Clayton also wonders why the country is busy organizing national school walkouts over school shootings when there are so many other deadly problems facing children.
“There were 17 people killed,” he says of the Parkland shooting. “And 232 since Columbine. 232. That’s horrible. But how many hundreds of thousands of kids have died from other things like suicide and drunk driving? Why are these 17 kids more important than everyone else? And the answer is, they are only important because guns are involved. As soon as guns are involved, people take action.”
As part of the Garnet Valley walkout, most of the students had agreed to wear white to school, but Clayton decided to wear red, white, and blue. He says that early in the day, somebody asked him why he wasn’t wearing white and got angry with him when he explained he wasn’t taking part.
“They started yelling at me,” he says. “They singled me out. They made me look like a bad person. That’s exactly what the Women’s March wants. They bullied me.”
It is precisely this potential for bullying that had Clayton’s sister, Emma, worried in the days leading up to the walkout. (The siblings’ parents, both attorneys, sat in on and consented to the interviews with Philadelphia magazine; their father, Wendell Craig Williams, is a former Republican congressional candidate who was defeated by Joe Sestak in 2008.)
Emma, a 17-year-old senior who is starting Vanderbilt in the fall, was so concerned about what might happen to her on Wednesday if word got out that she wasn’t walking out with everybody else that she made arrangements with a likeminded teacher to quietly slip away unnoticed.
“I would have been immediately ostracized,” says Emma, who, like her brother, declined to participate in the walkout because of the political rhetoric surrounding the event. “They were marketing this as an event for the kids at Parkland, but it was political, and social pressure made it seem that if we didn’t participate, we’d be deemed heartless people, that we didn’t care.

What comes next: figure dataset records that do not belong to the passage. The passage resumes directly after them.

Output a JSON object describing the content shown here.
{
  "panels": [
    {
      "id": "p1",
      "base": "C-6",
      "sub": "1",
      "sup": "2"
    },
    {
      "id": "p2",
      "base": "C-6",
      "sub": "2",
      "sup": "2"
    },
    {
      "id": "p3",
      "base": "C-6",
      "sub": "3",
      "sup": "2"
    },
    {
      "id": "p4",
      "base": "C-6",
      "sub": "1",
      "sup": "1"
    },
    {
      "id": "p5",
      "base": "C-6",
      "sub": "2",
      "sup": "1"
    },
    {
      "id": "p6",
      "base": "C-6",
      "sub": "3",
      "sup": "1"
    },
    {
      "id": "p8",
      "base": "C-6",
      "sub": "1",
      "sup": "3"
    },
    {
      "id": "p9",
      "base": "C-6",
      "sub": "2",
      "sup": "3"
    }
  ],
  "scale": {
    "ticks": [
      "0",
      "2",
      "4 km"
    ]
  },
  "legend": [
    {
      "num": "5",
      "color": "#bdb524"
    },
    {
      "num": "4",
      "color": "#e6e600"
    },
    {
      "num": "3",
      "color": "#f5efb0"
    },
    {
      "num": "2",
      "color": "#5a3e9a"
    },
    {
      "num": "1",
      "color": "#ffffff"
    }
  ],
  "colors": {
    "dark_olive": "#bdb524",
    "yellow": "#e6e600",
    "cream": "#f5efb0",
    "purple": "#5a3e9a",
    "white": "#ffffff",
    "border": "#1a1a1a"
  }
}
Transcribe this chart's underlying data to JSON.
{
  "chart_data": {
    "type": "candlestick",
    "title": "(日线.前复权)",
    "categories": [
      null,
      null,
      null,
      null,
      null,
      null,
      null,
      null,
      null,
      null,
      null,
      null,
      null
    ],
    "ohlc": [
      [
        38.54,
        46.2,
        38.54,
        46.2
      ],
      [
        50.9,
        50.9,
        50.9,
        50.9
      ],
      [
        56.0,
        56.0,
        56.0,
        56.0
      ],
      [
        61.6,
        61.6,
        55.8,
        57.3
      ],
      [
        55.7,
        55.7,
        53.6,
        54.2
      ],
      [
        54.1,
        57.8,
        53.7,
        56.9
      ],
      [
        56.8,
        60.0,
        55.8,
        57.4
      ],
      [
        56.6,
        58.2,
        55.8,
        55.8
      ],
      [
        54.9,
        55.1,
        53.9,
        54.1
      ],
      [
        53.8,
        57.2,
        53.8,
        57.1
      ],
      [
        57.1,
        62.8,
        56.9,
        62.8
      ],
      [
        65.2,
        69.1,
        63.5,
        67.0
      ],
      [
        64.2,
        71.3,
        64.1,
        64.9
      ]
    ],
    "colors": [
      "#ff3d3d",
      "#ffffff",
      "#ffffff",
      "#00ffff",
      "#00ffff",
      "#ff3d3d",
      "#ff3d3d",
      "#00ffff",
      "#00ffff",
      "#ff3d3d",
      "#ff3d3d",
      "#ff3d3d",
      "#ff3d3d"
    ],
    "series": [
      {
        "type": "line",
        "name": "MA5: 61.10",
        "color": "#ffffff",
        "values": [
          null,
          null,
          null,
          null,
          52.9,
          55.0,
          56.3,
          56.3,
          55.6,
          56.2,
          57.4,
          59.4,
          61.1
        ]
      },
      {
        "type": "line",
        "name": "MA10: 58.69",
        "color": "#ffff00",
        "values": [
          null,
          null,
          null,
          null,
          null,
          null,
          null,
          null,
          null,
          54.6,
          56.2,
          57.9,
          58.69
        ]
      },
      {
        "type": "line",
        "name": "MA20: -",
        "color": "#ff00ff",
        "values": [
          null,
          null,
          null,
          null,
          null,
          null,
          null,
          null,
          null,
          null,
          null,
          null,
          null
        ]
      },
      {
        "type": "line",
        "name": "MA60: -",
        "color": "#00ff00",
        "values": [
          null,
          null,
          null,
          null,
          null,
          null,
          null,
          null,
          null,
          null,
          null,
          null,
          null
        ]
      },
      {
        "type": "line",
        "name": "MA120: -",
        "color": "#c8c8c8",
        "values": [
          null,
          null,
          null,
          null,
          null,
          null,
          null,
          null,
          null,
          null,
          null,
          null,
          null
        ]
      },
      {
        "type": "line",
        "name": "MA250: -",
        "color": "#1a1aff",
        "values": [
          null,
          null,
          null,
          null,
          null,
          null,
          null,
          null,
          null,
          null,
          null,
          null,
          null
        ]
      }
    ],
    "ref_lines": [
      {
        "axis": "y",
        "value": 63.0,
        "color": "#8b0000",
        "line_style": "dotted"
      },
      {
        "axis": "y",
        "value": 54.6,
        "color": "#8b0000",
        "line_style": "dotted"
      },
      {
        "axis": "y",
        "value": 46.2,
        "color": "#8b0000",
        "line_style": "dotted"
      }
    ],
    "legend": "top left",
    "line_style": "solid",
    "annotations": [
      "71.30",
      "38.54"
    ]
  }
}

So we could joing and support anti-gun regulations, or sit out and be heartless. It was an unfair decision given to us to make.”
When the time came and all of her classmates stood up and walked out of the room, she did the same, but then made her way into a different wing of the school, while her brother remained in math class with his teacher and one other student. “I sought shelter with a teacher, so I was able to avoid attention.”
At first, Emma declined to speak on the record about the walkout, fearing reprisals for her noncompliance.
“But it’s my responsibility to inform people that just because I don’t participate in the walkout doesn’t mean I’m a horrible person,” she says of her change of heart. “I thought about my opinions and why I decided not to walk out, and I’ll stick by and be proud of it. Anybody who doesn’t support my decision is not a true friend. Their opinions don’t matter.”
But Emma and her brother don’t agree on everything. Clayton says he believes that had a teacher been trained properly and armed in Parkland, fewer kids might have died. We asked Emma what she thought of putting a gun in a teacher’s hand.
“That’s a bad idea,” she insists. “I’m familiar with firearms. I have experience with them. But there are a lot of people who are not well-educated about firearms, and it can be extremely dangerous to have guns accessible to them, like with kids in a classroom. And some teachers aren’t entirely sane, either. I’ve met plenty of teachers who shouldn’t be armed. Ever.”